HUME: Now, Nina [Easton, Boston Globe deputy Washington bureau chief], let's assume, for example, we have -- everybody has kind of said what they were going to say, and they said it again today, and made a bit more news with it today. Harry Reid made some news, even though some of what he said was factually challenged.

But Cameron's unqualified objections to Reid's statement and Hume's assertion that Reid was “factually challenged” not only ignore the issues in dispute, they implicate Fox News' own reporting. Indeed, in the past week on Special Report, Hume and Fox News correspondent Major Garrett have repeatedly described DPW as assuming “control” of U.S. ports. For example, on the February 20 edition of the show, Garrett used such language to describe the deal:

GARRETT: Dubai Ports World may also gain control of two other U.S. ports in Beaumont and Corpus Christi, Texas, both now managed by Peninsula and Oriental.
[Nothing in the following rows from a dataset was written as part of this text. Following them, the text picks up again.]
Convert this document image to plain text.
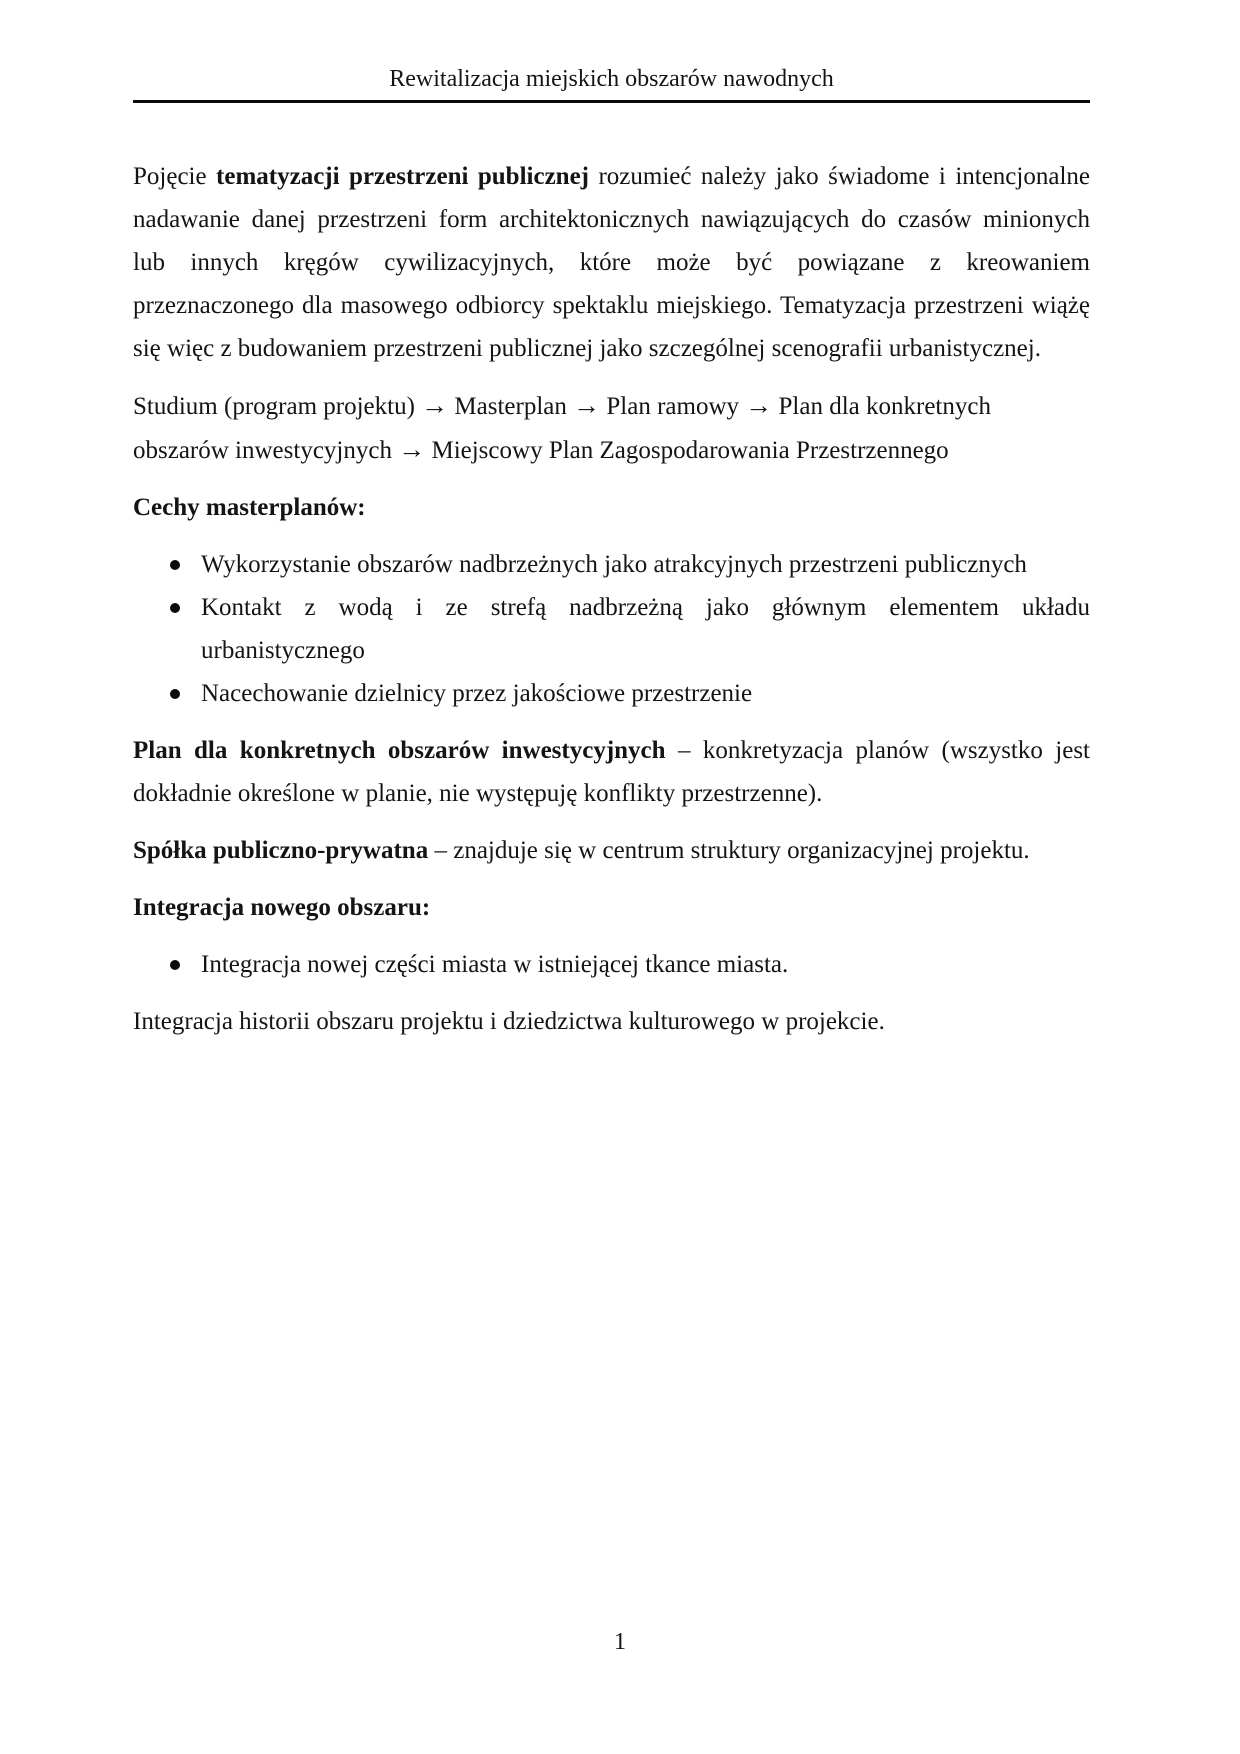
Rewitalizacja miejskich obszarów nawodnych

Pojęcie tematyzacji przestrzeni publicznej rozumieć należy jako świadome i intencjonalne
nadawanie danej przestrzeni form architektonicznych nawiązujących do czasów minionych
lub innych kręgów cywilizacyjnych, które może być powiązane z kreowaniem
przeznaczonego dla masowego odbiorcy spektaklu miejskiego. Tematyzacja przestrzeni wiążę
się więc z budowaniem przestrzeni publicznej jako szczególnej scenografii urbanistycznej.

Studium (program projektu) → Masterplan → Plan ramowy → Plan dla konkretnych
obszarów inwestycyjnych → Miejscowy Plan Zagospodarowania Przestrzennego

Cechy masterplanów:

Wykorzystanie obszarów nadbrzeżnych jako atrakcyjnych przestrzeni publicznych
Kontakt z wodą i ze strefą nadbrzeżną jako głównym elementem układu
urbanistycznego
Nacechowanie dzielnicy przez jakościowe przestrzenie

Plan dla konkretnych obszarów inwestycyjnych – konkretyzacja planów (wszystko jest
dokładnie określone w planie, nie występuję konflikty przestrzenne).

Spółka publiczno-prywatna – znajduje się w centrum struktury organizacyjnej projektu.

Integracja nowego obszaru:

Integracja nowej części miasta w istniejącej tkance miasta.

Integracja historii obszaru projektu i dziedzictwa kulturowego w projekcie.

1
On the February 21 edition, both Garrett and Hume employed the term “control” in reporting on the story:

GARRETT: President Bush today defended his administration's approval of a deal giving the company owned by the United Arab Emirates control of cargo operations at six major U.S. ports.

[...]

HUME: Arab Americans are blaming the uproar over that Arab company assuming control over some U.S. ports not on security concerns but on bigotry.

Hume characterized the controversy as over “who should control some of the nation's ports” on the February 22 edition of Special Report:

HUME: The Bush administration was trying today to dig itself out of a political hole on the question of who should control some of the nation's ports.

Numerous other Fox News anchors and reporters have used similar language in recent days, including hosts John Gibson, Sean Hannity, Bill Hemmer, and Eric Burns, and anchors Uma Pemmaraju and Page Hopkins.

From the February 20 edition of Fox News Live:

PEMMARAJU: Well as we've been reporting, a firestorm of criticism rising over plans to give control of some major U.S. ports to a company from the United Arab Emirates. Lawmakers on both sides of the aisle want to block the deal.

From the February 21 edition of Fox News Live:

HEMMER: In a moment, from Washington, now, the head of the Senate, Bill Frist [R-TN], is saying that the White House should review this case about this company out of United Arab Emirates to control U.S. ports -- half a dozen major ports. And if the White House doesn't do it, he says he's gonna fight for legislation to stop it.

[...]

HOPKINS: Fear that terrorists could sneak weapons of mass destruction through American ports igniting a firestorm of criticism against a deal to give an Arab firm control of six U.S ports.

From the February 21 edition of Fox News' Big Story with John Gibson:

GIBSON: President Bush vows to veto any effort to stop Dubai Ports World from taking control of six major seaports.

From the February 23 edition of Fox News' Hannity & Colmes:

HANNITY: As we continue on Hannity & Colmes, President Bush today assured Americans that the plan to allow a United Arab Emirates-owned company to control six U.S. ports would not compromise national security.

From the February 25 edition of Fox News Watch:

BURNS: The president wants a government-owned company from the United Arab Emirates to take over control of six major American ports.